On the other hand, this trend is supported by a 6% increase in investor deposits at the end of Q4 2023, reaching 82 trillion VND. This figure has also increased by 30% since the beginning of 2023, surpassing the deposit growth of the banking system (+13.2%).

Interestingly, the increase in investor deposits and margin lending somewhat contradicts the turnover decline of the three stock exchanges in Q4 (down 25% QoQ).

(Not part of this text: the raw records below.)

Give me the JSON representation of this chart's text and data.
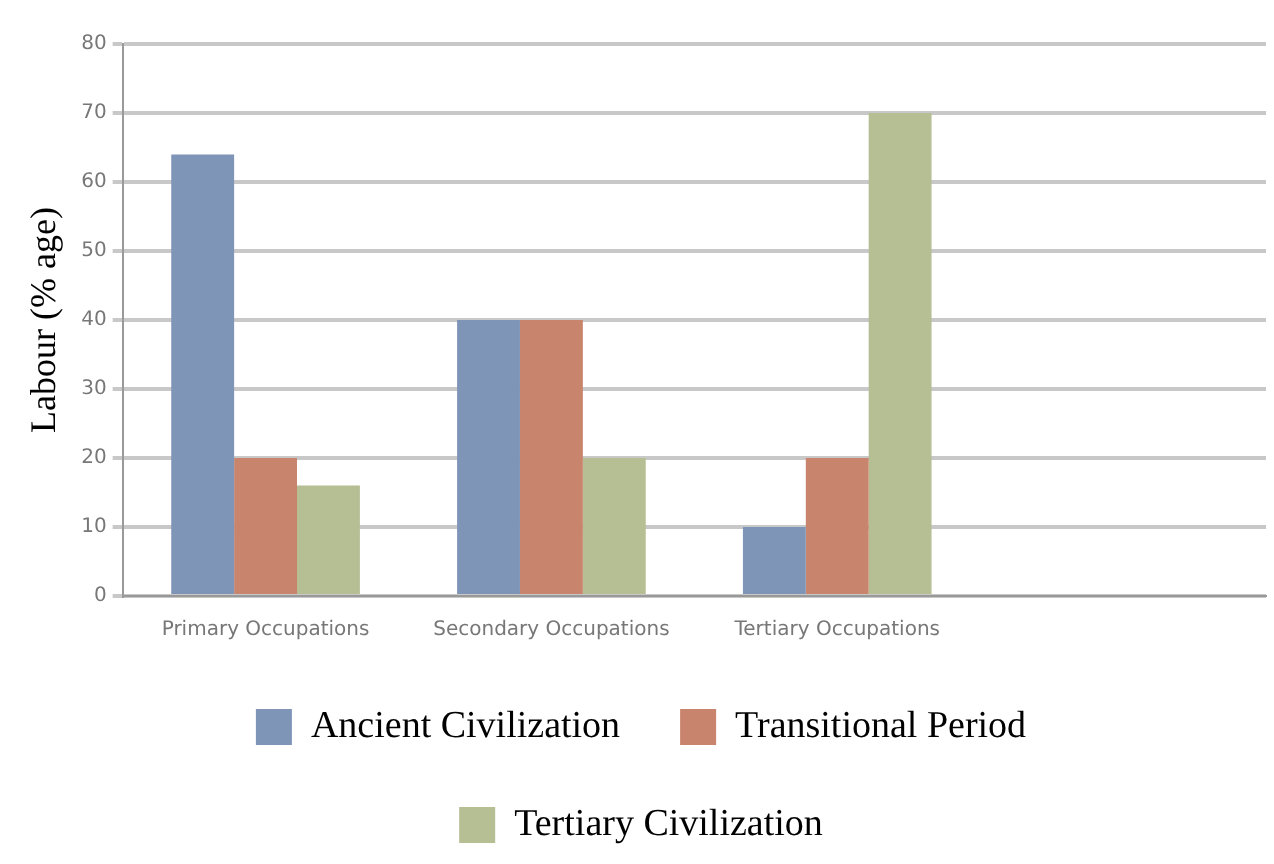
{
  "chart_data": {
    "type": "bar",
    "ylabel": "Labour (% age)",
    "categories": [
      "Primary Occupations",
      "Secondary Occupations",
      "Tertiary Occupations",
      null
    ],
    "series": [
      {
        "name": "Ancient Civilization",
        "color": "#7f95b8",
        "values": [
          64,
          40,
          10,
          null
        ]
      },
      {
        "name": "Transitional Period",
        "color": "#c8846c",
        "values": [
          20,
          40,
          20,
          null
        ]
      },
      {
        "name": "Tertiary Civilization",
        "color": "#b6be94",
        "values": [
          16,
          20,
          70,
          null
        ]
      }
    ],
    "ylim": [
      0,
      80
    ],
    "yticks": [
      0,
      10,
      20,
      30,
      40,
      50,
      60,
      70,
      80
    ],
    "grid": "y",
    "legend": "bottom"
  }
}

This indicates that although investors were more cautious in late 2023, most of them chose to stay in the market due to the ongoing low interest rates on savings and expectations of early recovery in other major investment channels.

External funds will return after the Lunar New Year holiday

VDSC believes that the temporarily “sideline” funds will return after the lunar new year holiday, especially when there is more active movement of large funds, which have a market-leading impact on blue-chip stocks in the upcoming period with the news flow of the 2024 shareholders’ meetings.

Moreover, the sharp unexpected decline in the more attractive investment opportunities in the market may also reactivate this waiting money.

After the Q4 2023 financial statements, the 12-month profit growth rate increased by 7% compared to the end of Q3 2023, further affirming that business activities have bottomed out in the mid-2023 period. VDSC expects the effectiveness of the central bank’s liquidity loosening policies and the acceleration of public investment in 2023 by policymakers will be more evident in 2024.

The overall P/E ratio is estimated at 13.6x, compared to the nearly 14x at the end of last year. VDSC’s observations indicate that at this P/E level, there will be no significant pressure from foreign investors. Therefore, market corrections are opportunities for astute investors to accumulate industry-leading stocks with the potential for a quick recovery after the economic recovery.

Furthermore, for Q1 2024, the analysts believe that the story of rising commodity prices may continue to attract attention. The ongoing decline in prices of dairy products or soybeans could significantly improve the profitability of food and beverage companies compared to the same period in 2023.